Left to right - “Be kind, be calm, be as loving as Jesus Christ”, “Be Kind, Be Calm, Be Safe”, “We are staying safe. Be Calm. Be Kind.”

“Stay kind. Thank you for praying with us.”

“The golden rules for everybody”, one sign reads, is not perhaps the Golden Rule as stipulated in the Bible, but nonetheless indexes that moral authority and is conveniently reimagined as a set of proper protocols to handle the risks of the COVID-19 pandemic. Citizens are asked to follow the rules not simply because they exist, and not simply for the sake of public health and safety but also because it is ‘the right thing to do.’ The rules are presented clearly as a matter of popular secular morality.

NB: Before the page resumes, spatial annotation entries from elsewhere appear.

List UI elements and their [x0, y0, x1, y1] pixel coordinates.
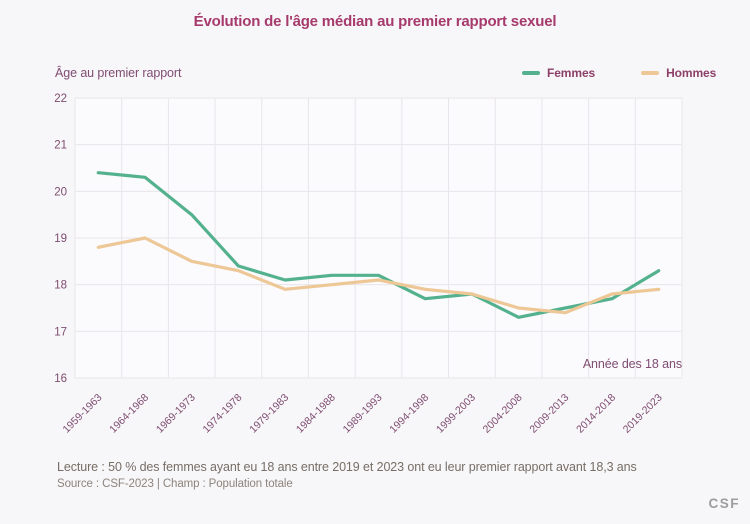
legend-label-femmes: Femmes	[547, 66, 596, 80]
footer-source-note: Source : CSF-2023 | Champ : Population t…	[57, 478, 293, 490]
x-tick-label: 2009-2013	[527, 392, 571, 436]
chart-title: Évolution de l'âge médian au premier rap…	[193, 13, 557, 30]
y-tick-label: 17	[54, 326, 67, 338]
footer-lecture-note: Lecture : 50 % des femmes ayant eu 18 an…	[57, 460, 637, 474]
x-tick-label: 2014-2018	[574, 392, 618, 436]
x-tick-label: 1999-2003	[434, 392, 478, 436]
x-tick-label: 2004-2008	[481, 392, 525, 436]
series-line-hommes	[96, 236, 661, 315]
y-tick-label: 18	[54, 280, 67, 292]
x-tick-label: 1974-1978	[201, 392, 245, 436]
x-tick-label: 1964-1968	[107, 392, 151, 436]
series-line-femmes	[96, 171, 661, 319]
y-tick-label: 16	[54, 373, 67, 385]
y-tick-label: 21	[54, 140, 67, 152]
line-chart: 22 21 20 19 18 17 16 1959-1963 1964-1968 1969-197…	[54, 93, 683, 436]
legend-item-hommes: Hommes	[641, 66, 716, 80]
x-tick-label: 1989-1993	[341, 392, 385, 436]
y-axis-title: Âge au premier rapport	[55, 66, 182, 80]
legend: Femmes Hommes	[522, 66, 716, 80]
y-tick-label: 20	[54, 186, 67, 198]
hommes-swatch-icon	[641, 70, 660, 76]
y-tick-label: 19	[54, 233, 67, 245]
x-tick-label: 1984-1988	[294, 392, 338, 436]
x-tick-label: 2019-2023	[621, 392, 665, 436]
x-tick-label: 1969-1973	[154, 392, 198, 436]
legend-label-hommes: Hommes	[666, 66, 717, 80]
csf-logo: CSF	[708, 496, 740, 511]
femmes-swatch-icon	[522, 70, 540, 76]
x-axis-note: Année des 18 ans	[582, 357, 682, 371]
legend-item-femmes: Femmes	[522, 66, 595, 80]
y-tick-label: 22	[54, 93, 67, 105]
x-tick-label: 1979-1983	[247, 392, 291, 436]
x-tick-label: 1994-1998	[387, 392, 431, 436]
x-tick-label: 1959-1963	[60, 392, 104, 436]
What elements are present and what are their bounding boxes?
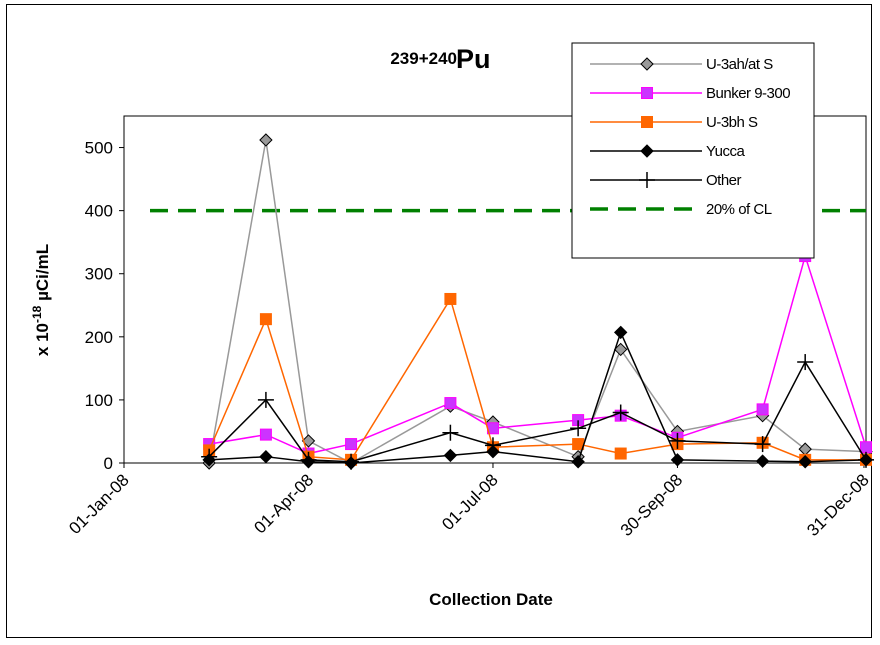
data-point-bunker-9-300	[444, 397, 457, 410]
series-line-u-3ah-at-s	[208, 139, 867, 464]
legend-item-u-3ah-at-s: U-3ah/at S	[590, 56, 774, 73]
legend-label: Yucca	[706, 143, 746, 160]
data-point-other	[669, 432, 686, 449]
x-tick-label: 01-Jan-08	[65, 470, 133, 538]
x-tick-label: 30-Sep-08	[617, 470, 687, 540]
legend-item-yucca: Yucca	[590, 143, 746, 160]
series-layer	[201, 133, 874, 470]
legend-label: Bunker 9-300	[706, 85, 790, 102]
data-point-bunker-9-300	[756, 403, 769, 416]
x-tick-label: 01-Jul-08	[438, 470, 502, 534]
data-point-other	[300, 451, 317, 468]
x-axis: 01-Jan-08 01-Apr-08 01-Jul-08 30-Sep-08 31-D…	[65, 463, 873, 540]
legend-item-other: Other	[590, 172, 742, 189]
legend-label: Other	[706, 172, 742, 189]
x-axis-title: Collection Date	[429, 590, 553, 609]
data-point-yucca	[670, 453, 685, 467]
chart-title-superscript: 239+240	[390, 49, 457, 68]
data-point-bunker-9-300	[345, 438, 358, 451]
data-point-u-3bh-s	[614, 447, 627, 460]
y-tick-label: 300	[85, 265, 113, 284]
y-axis-title-prefix: x 10	[33, 323, 52, 356]
legend-label: U-3ah/at S	[706, 56, 773, 73]
legend-marker	[640, 57, 654, 71]
data-point-u-3bh-s	[259, 313, 272, 326]
y-axis-title: x 10-18 µCi/mL	[30, 244, 52, 356]
chart-title: 239+240 Pu	[390, 44, 490, 74]
data-point-yucca	[571, 455, 585, 469]
y-axis-title-unit: µCi/mL	[33, 244, 52, 306]
series-other	[201, 354, 874, 470]
legend-item-20-of-cl: 20% of CL	[590, 201, 772, 218]
data-point-u-3ah-at-s	[259, 133, 273, 147]
chart-title-main: Pu	[456, 44, 491, 74]
data-point-yucca	[443, 448, 458, 463]
legend-marker	[639, 172, 655, 188]
data-point-yucca	[613, 325, 628, 340]
x-tick-label: 01-Apr-08	[250, 470, 317, 537]
data-point-other	[858, 451, 874, 468]
data-point-u-3ah-at-s	[613, 342, 628, 357]
data-point-other	[797, 354, 814, 371]
series-line-yucca	[209, 330, 867, 464]
legend-label: U-3bh S	[706, 114, 758, 131]
data-point-bunker-9-300	[860, 441, 872, 454]
series-line-other	[208, 360, 867, 463]
data-point-yucca	[755, 454, 770, 468]
y-axis-title-exponent: -18	[30, 305, 44, 323]
legend: U-3ah/at S Bunker 9-300 U-3bh S Yucca Other 2…	[571, 42, 815, 259]
data-point-other	[484, 437, 501, 454]
data-point-u-3ah-at-s	[301, 434, 316, 448]
x-tick-label: 31-Dec-08	[803, 470, 873, 540]
svg-text:239+240: 239+240	[390, 49, 457, 68]
legend-item-u-3bh-s: U-3bh S	[590, 114, 759, 131]
data-point-other	[343, 453, 360, 470]
data-point-other	[442, 424, 459, 441]
data-point-other	[257, 391, 274, 408]
y-axis: 0 100 200 300 400 500	[85, 139, 124, 473]
legend-label: 20% of CL	[706, 201, 772, 218]
legend-marker	[641, 116, 653, 128]
data-point-other	[612, 404, 629, 421]
data-point-bunker-9-300	[259, 428, 272, 441]
legend-marker	[641, 87, 653, 99]
y-tick-label: 400	[85, 202, 113, 221]
data-point-yucca	[798, 455, 812, 469]
y-tick-label: 500	[85, 139, 113, 158]
data-point-other	[570, 420, 587, 437]
series-line-u-3bh-s	[208, 297, 866, 461]
data-point-other	[754, 436, 771, 453]
y-tick-label: 100	[85, 391, 113, 410]
data-point-yucca	[259, 449, 273, 464]
data-point-other	[201, 448, 218, 465]
y-tick-label: 200	[85, 328, 113, 347]
data-point-u-3bh-s	[444, 292, 457, 305]
legend-item-bunker-9-300: Bunker 9-300	[590, 85, 791, 102]
legend-marker	[640, 144, 654, 158]
y-tick-label: 0	[104, 454, 113, 473]
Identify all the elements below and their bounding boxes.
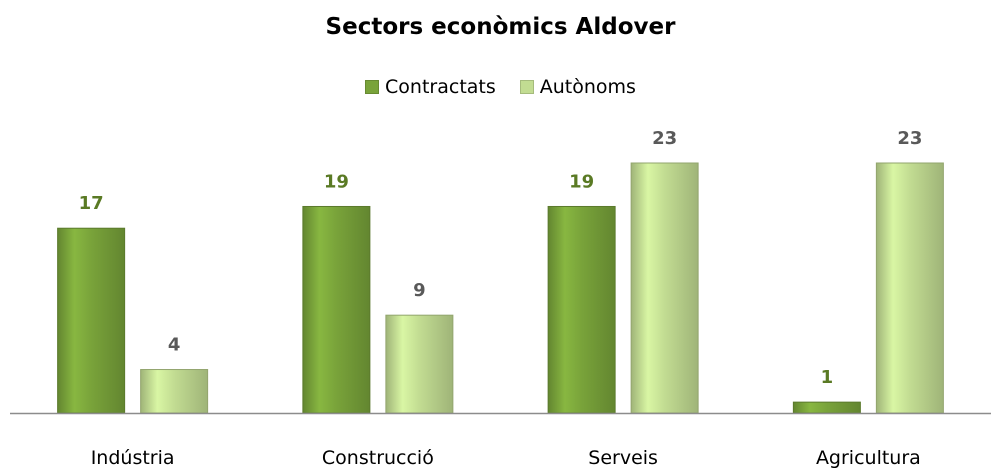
category-label-construccio: Construcció <box>322 447 434 468</box>
data-label-contractats-agricultura: 1 <box>821 367 834 388</box>
chart-title: Sectors econòmics Aldover <box>325 14 676 40</box>
data-label-autonoms-agricultura: 23 <box>897 128 922 149</box>
bar-contractats-construccio <box>302 205 371 414</box>
data-label-autonoms-industria: 4 <box>168 335 181 356</box>
legend-item-contractats: Contractats <box>365 76 496 98</box>
bar-autonoms-serveis <box>630 162 699 414</box>
data-label-contractats-construccio: 19 <box>324 171 349 192</box>
legend-swatch-contractats <box>365 80 380 94</box>
data-label-autonoms-construccio: 9 <box>413 280 426 301</box>
category-label-agricultura: Agricultura <box>816 447 921 468</box>
category-label-industria: Indústria <box>91 447 175 468</box>
bar-contractats-agricultura <box>792 401 861 414</box>
bar-contractats-industria <box>57 227 126 414</box>
legend: Contractats Autònoms <box>0 76 1001 98</box>
legend-label-contractats: Contractats <box>385 76 496 98</box>
bars-group <box>57 162 944 414</box>
category-label-serveis: Serveis <box>588 447 658 468</box>
legend-item-autonoms: Autònoms <box>519 76 636 98</box>
labels-group: 17 4 Indústria 19 9 Construcció 19 23 Serveis 1 23… <box>79 128 923 468</box>
bar-contractats-serveis <box>547 205 616 414</box>
data-label-contractats-serveis: 19 <box>569 171 594 192</box>
bar-autonoms-industria <box>140 369 209 414</box>
legend-label-autonoms: Autònoms <box>539 76 636 98</box>
bar-autonoms-construccio <box>385 314 454 414</box>
bar-autonoms-agricultura <box>875 162 944 414</box>
data-label-autonoms-serveis: 23 <box>652 128 677 149</box>
legend-swatch-autonoms <box>519 80 534 94</box>
data-label-contractats-industria: 17 <box>79 193 104 214</box>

The heart is a complex, multi-dimensional symbol which has come to signify many things spanning a continuum of secular to religious meanings. Most recently, the heart has been repurposed as a symbol of hope and gratitude, by thousands of people isolated in their homes trying to understand how they should or could act and what they were feeling during the most extraordinary pandemic conditions in modern Canadian history. The heart quickly took on multiple meanings, by being linked to national identity and expanded from individual use to business and corporate use. Alongside the hearts were repetitions of messages which reveal an attempt by individuals to articulate an ethic of best practice for uncertain times. The need for kindness, something seemingly unrelated to the novel coronavirus, emerged as a predominant theme - a phantasm of a Christian moral foundation upon which most of the normative Canadian civil society is built. While decoupled from these direct origins, the flood of hearts, written signs and their implicit moral messages suggest that during this crisis more than ever people are seeking outlets to express and define their aspirational ideals and best moral practices. This is an articulation of what it means to be a good person, a good citizen, a good neighbour, a good community member, and a good Canadian, which builds on an performed national imaginary of the quintessential kind and peaceful Canadian. While hearts on windows may not seem like radical action, protest, or even a very efficacious form of support, it is an important subtle and symbolic way for people to express themselves while undergoing isolation at a time of crisis. 

 

Emily Hertzman is a sociocultural anthropologist whose research focuses on Chinese Indonesian mobilities and identities. She received a B.A and M.A. from the University of British Columbia and a Ph.D. from the University of Toronto (2016). She will be joining the Asia Research Institute in the Religion and Globalization cluster at the National University of Singapore as a Research Fellow in 2021.


Disclaimer: The views and opinions expressed in this article are those of the authors and do not necessarily reflect the position of the blog editorial team or the Asia Research Institute.